Burning rubber is the last thing a driver wants to do to save fuel. In fact, tyres account for up to 15% of a vehicle’s fuel consumption. An EU-backed project has developed new compounds, designs and treads for tyre manufacturing to slash this “rolling resistance” for the good of the transport sector and the environment.
Many motorists may not be aware of it, but it is not just the engine and other components under the bonnet that affect a vehicle’s fuel efficiency and environmental impact – the wheels underneath do too.

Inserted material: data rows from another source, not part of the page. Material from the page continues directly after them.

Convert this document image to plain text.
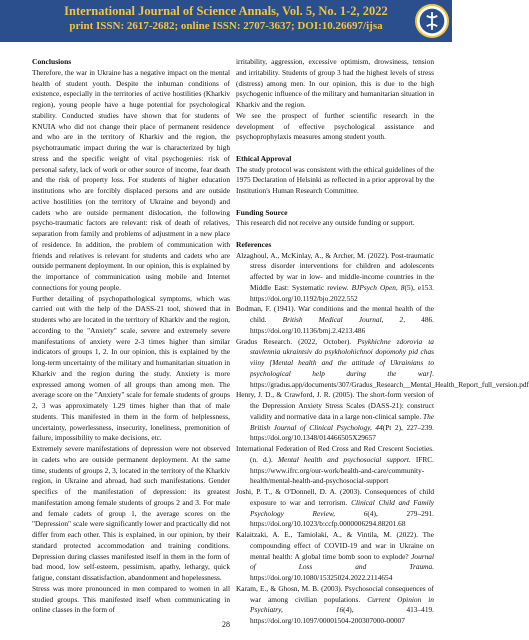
International Journal of Science Annals, Vol. 5, No. 1-2, 2022
print ISSN: 2617-2682; online ISSN: 2707-3637; DOI:10.26697/ijsa
Conclusions

Therefore, the war in Ukraine has a negative impact on the mental health of student youth. Despite the inhuman conditions of existence, especially in the territories of active hostilities (Kharkiv region), young people have a huge potential for psychological stability. Conducted studies have shown that for students of KNUIA who did not change their place of permanent residence and who are in the territory of Kharkiv and the region, the psychotraumatic impact during the war is characterized by high stress and the specific weight of vital psychogenies: risk of personal safety, lack of work or other source of income, fear death and the risk of property loss. For students of higher education institutions who are forcibly displaced persons and are outside active hostilities (on the territory of Ukraine and beyond) and cadets who are outside permanent dislocation, the following psycho-traumatic factors are relevant: risk of death of relatives, separation from family and problems of adjustment in a new place of residence. In addition, the problem of communication with friends and relatives is relevant for students and cadets who are outside permanent deployment. In our opinion, this is explained by the importance of communication using mobile and Internet connections for young people.

Further detailing of psychopathological symptoms, which was carried out with the help of the DASS-21 tool, showed that in students who are located in the territory of Kharkiv and the region, according to the "Anxiety" scale, severe and extremely severe manifestations of anxiety were 2-3 times higher than similar indicators of groups 1, 2. In our opinion, this is explained by the long-term uncertainty of the military and humanitarian situation in Kharkiv and the region during the study. Anxiety is more expressed among women of all groups than among men. The average score on the "Anxiety" scale for female students of groups 2, 3 was approximately 1.29 times higher than that of male students. This manifested in them in the form of helplessness, uncertainty, powerlessness, insecurity, loneliness, premonition of failure, impossibility to make decisions, etc.

Extremely severe manifestations of depression were not observed in cadets who are outside permanent deployment. At the same time, students of groups 2, 3, located in the territory of the Kharkiv region, in Ukraine and abroad, had such manifestations. Gender specifics of the manifestation of depression: its greatest manifestation among female students of groups 2 and 3. For male and female cadets of group 1, the average scores on the "Depression" scale were significantly lower and practically did not differ from each other. This is explained, in our opinion, by their standard protected accommodation and training conditions. Depression during classes manifested itself in them in the form of bad mood, low self-esteem, pessimism, apathy, lethargy, quick fatigue, constant dissatisfaction, abandonment and hopelessness.

Stress was more pronounced in men compared to women in all studied groups. This manifested itself when communicating in online classes in the form of

irritability, aggression, excessive optimism, drowsiness, tension and irritability. Students of group 3 had the highest levels of stress (distress) among men. In our opinion, this is due to the high psychogenic influence of the military and humanitarian situation in Kharkiv and the region.

We see the prospect of further scientific research in the development of effective psychological assistance and psychoprophylaxis measures among student youth.

Ethical Approval

The study protocol was consistent with the ethical guidelines of the 1975 Declaration of Helsinki as reflected in a prior approval by the Institution's Human Research Committee.

Funding Source

This research did not receive any outside funding or support.

References

Alzaghoul, A., McKinlay, A., & Archer, M. (2022). Post-traumatic stress disorder interventions for children and adolescents affected by war in low- and middle-income countries in the Middle East: Systematic review. BJPsych Open, 8(5), e153. https://doi.org/10.1192/bjo.2022.552

Bodman, F. (1941). War conditions and the mental health of the child. British Medical Journal, 2, 486. https://doi.org/10.1136/bmj.2.4213.486

Gradus Research. (2022, October). Psykhichne zdorovia ta stavlennia ukraintsiv do psykholohichnoi dopomohy pid chas viiny [Mental health and the attitude of Ukrainians to psychological help during the war]. https://gradus.app/documents/307/Gradus_Research__Mental_Health_Report_full_version.pdf

Henry, J. D., & Crawford, J. R. (2005). The short-form version of the Depression Anxiety Stress Scales (DASS-21): construct validity and normative data in a large non-clinical sample. The British Journal of Clinical Psychology, 44(Pt 2), 227–239. https://doi.org/10.1348/014466505X29657

International Federation of Red Cross and Red Crescent Societies. (n. d.). Mental health and psychosocial support. IFRC. https://www.ifrc.org/our-work/health-and-care/community-health/mental-health-and-psychosocial-support

Joshi, P. T., & O'Donnell, D. A. (2003). Consequences of child exposure to war and terrorism. Clinical Child and Family Psychology Review, 6(4), 279–291. https://doi.org/10.1023/b:ccfp.0000006294.88201.68

Kalaitzaki, A. E., Tamiolaki, A., & Vintila, M. (2022). The compounding effect of COVID-19 and war in Ukraine on mental health: A global time bomb soon to explode? Journal of Loss and Trauma. https://doi.org/10.1080/15325024.2022.2114654

Karam, E., & Ghosn, M. B. (2003). Psychosocial consequences of war among civilian populations. Current Opinion in Psychiatry, 16(4), 413–419. https://doi.org/10.1097/00001504-200307000-00007

28
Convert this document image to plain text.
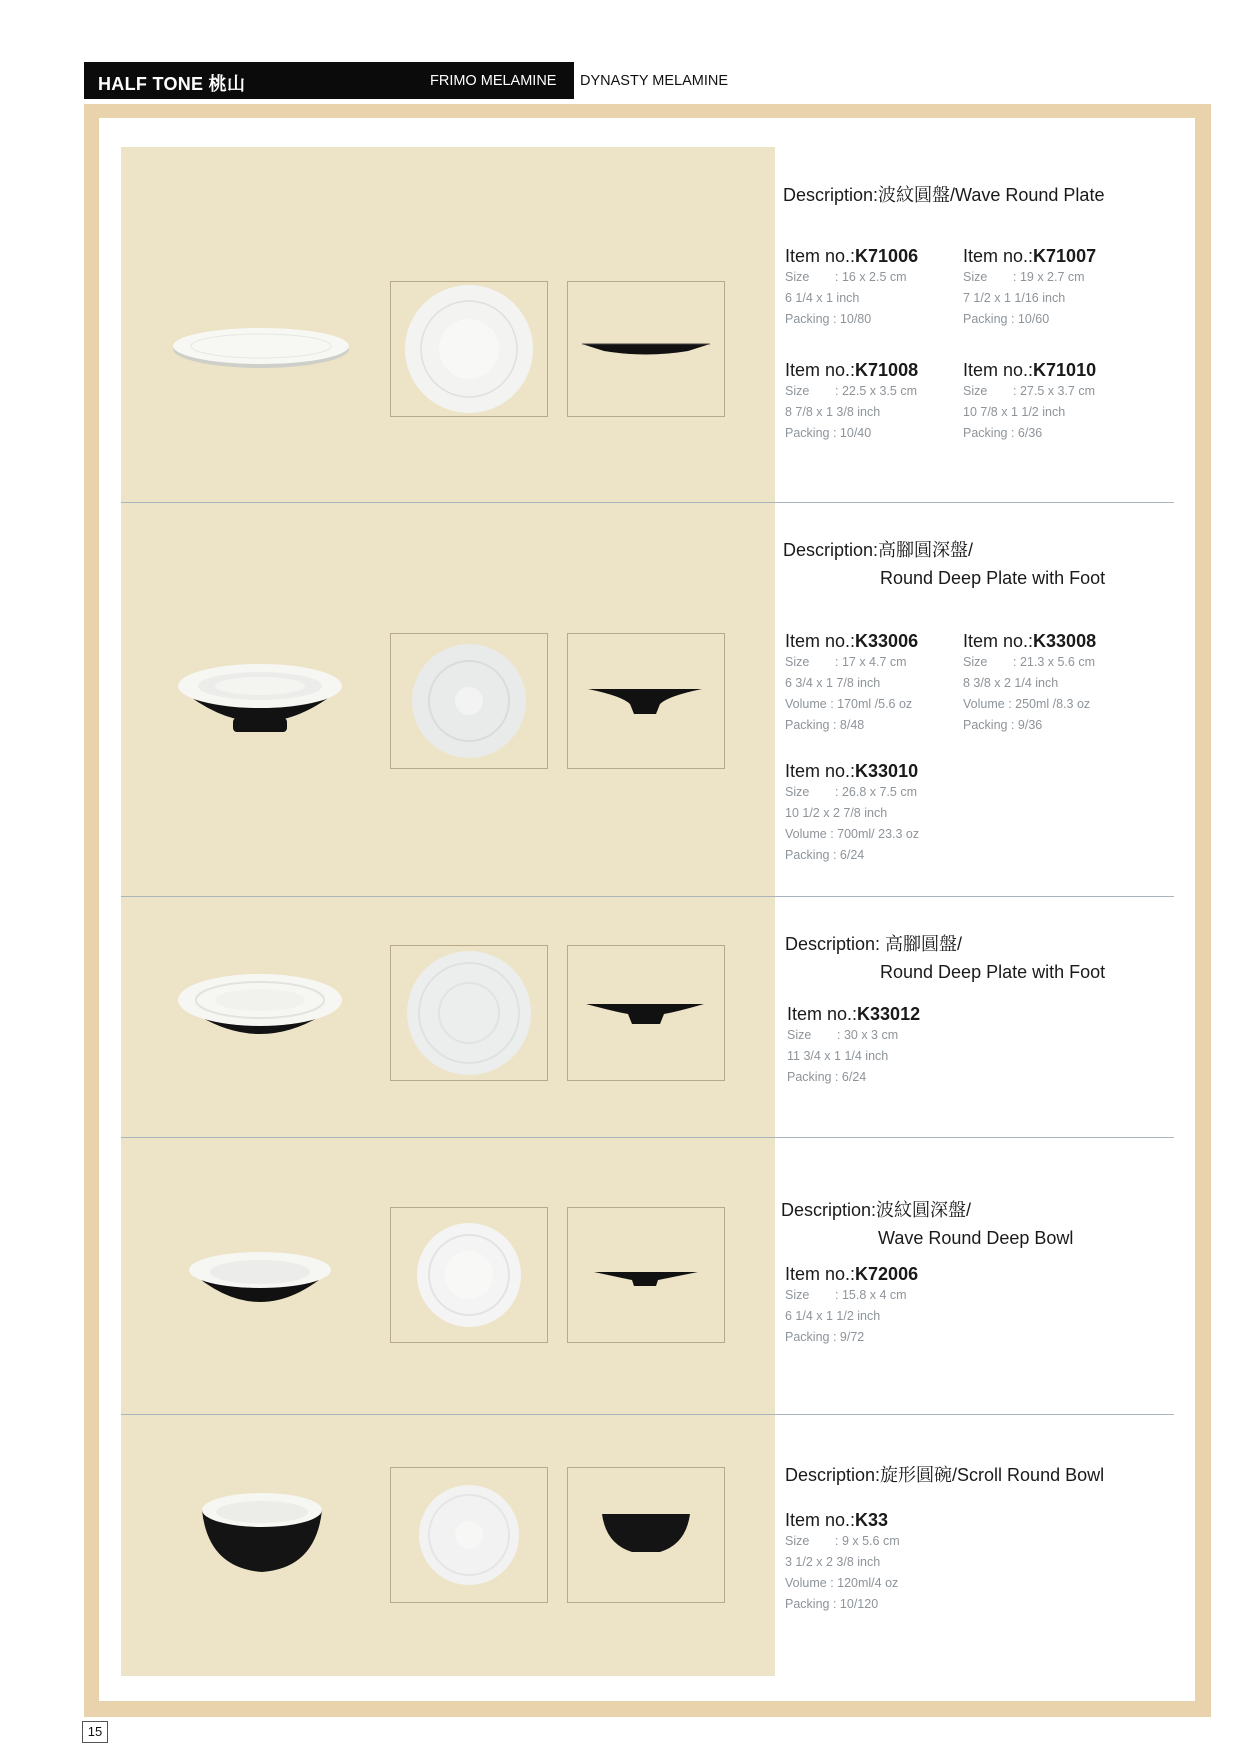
HALF TONE 桃山	FRIMO MELAMINE DYNASTY MELAMINE
Description:波紋圓盤/Wave Round Plate
Item no.:K71006
Size : 16 x 2.5 cm
6 1/4 x 1 inch
Packing : 10/80
Item no.:K71007
Size : 19 x 2.7 cm
7 1/2 x 1 1/16 inch
Packing : 10/60
Item no.:K71008
Size : 22.5 x 3.5 cm
8 7/8 x 1 3/8 inch
Packing : 10/40
Item no.:K71010
Size : 27.5 x 3.7 cm
10 7/8 x 1 1/2 inch
Packing : 6/36
Description:高腳圓深盤/
Round Deep Plate with Foot
Item no.:K33006
Size : 17 x 4.7 cm
6 3/4 x 1 7/8 inch
Volume : 170ml /5.6 oz
Packing : 8/48
Item no.:K33008
Size : 21.3 x 5.6 cm
8 3/8 x 2 1/4 inch
Volume : 250ml /8.3 oz
Packing : 9/36
Item no.:K33010
Size : 26.8 x 7.5 cm
10 1/2 x 2 7/8 inch
Volume : 700ml/ 23.3 oz
Packing : 6/24
Description: 高腳圓盤/
Round Deep Plate with Foot
Item no.:K33012
Size : 30 x 3 cm
11 3/4 x 1 1/4 inch
Packing : 6/24
Description:波紋圓深盤/
Wave Round Deep Bowl
Item no.:K72006
Size : 15.8 x 4 cm
6 1/4 x 1 1/2 inch
Packing : 9/72
Description:旋形圓碗/Scroll Round Bowl
Item no.:K33
Size : 9 x 5.6 cm
3 1/2 x 2 3/8 inch
Volume : 120ml/4 oz
Packing : 10/120
15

When tyres roll along the road, a certain amount of energy is lost in the form of friction and heat. This ‘parasitic’ energy is known as ‘rolling resistance’ and it uses between 5% and 15% of the fuel consumed by a vehicle. The EU labels tyres according to their fuel-efficiency rating. Those with the lowest rolling resistance are categorised as “A” and can potentially reduce a vehicle’s fuel consumption by as much as 5%.
An EU-funded project is working to take this technology to the next level. “Our research is addressing the greening of surface transport as one of the main challenges of our times,” explains Benoit Duez, a researcher at the Goodyear Innovation Centre Luxembourg, which coordinates the three-year LORRY project. LORRY aims to reduce the carbon footprint of goods vehicles.
It is doing this by developing the concept for an innovative low-rolling resistance tyre and a comprehensive fuel management tool box for fleets. “LORRY studies rolling resistance in its whole environment to optimise truck fuel consumption by correlating it with tyre pressure, load, driving style, road and weather conditions,” says Duez.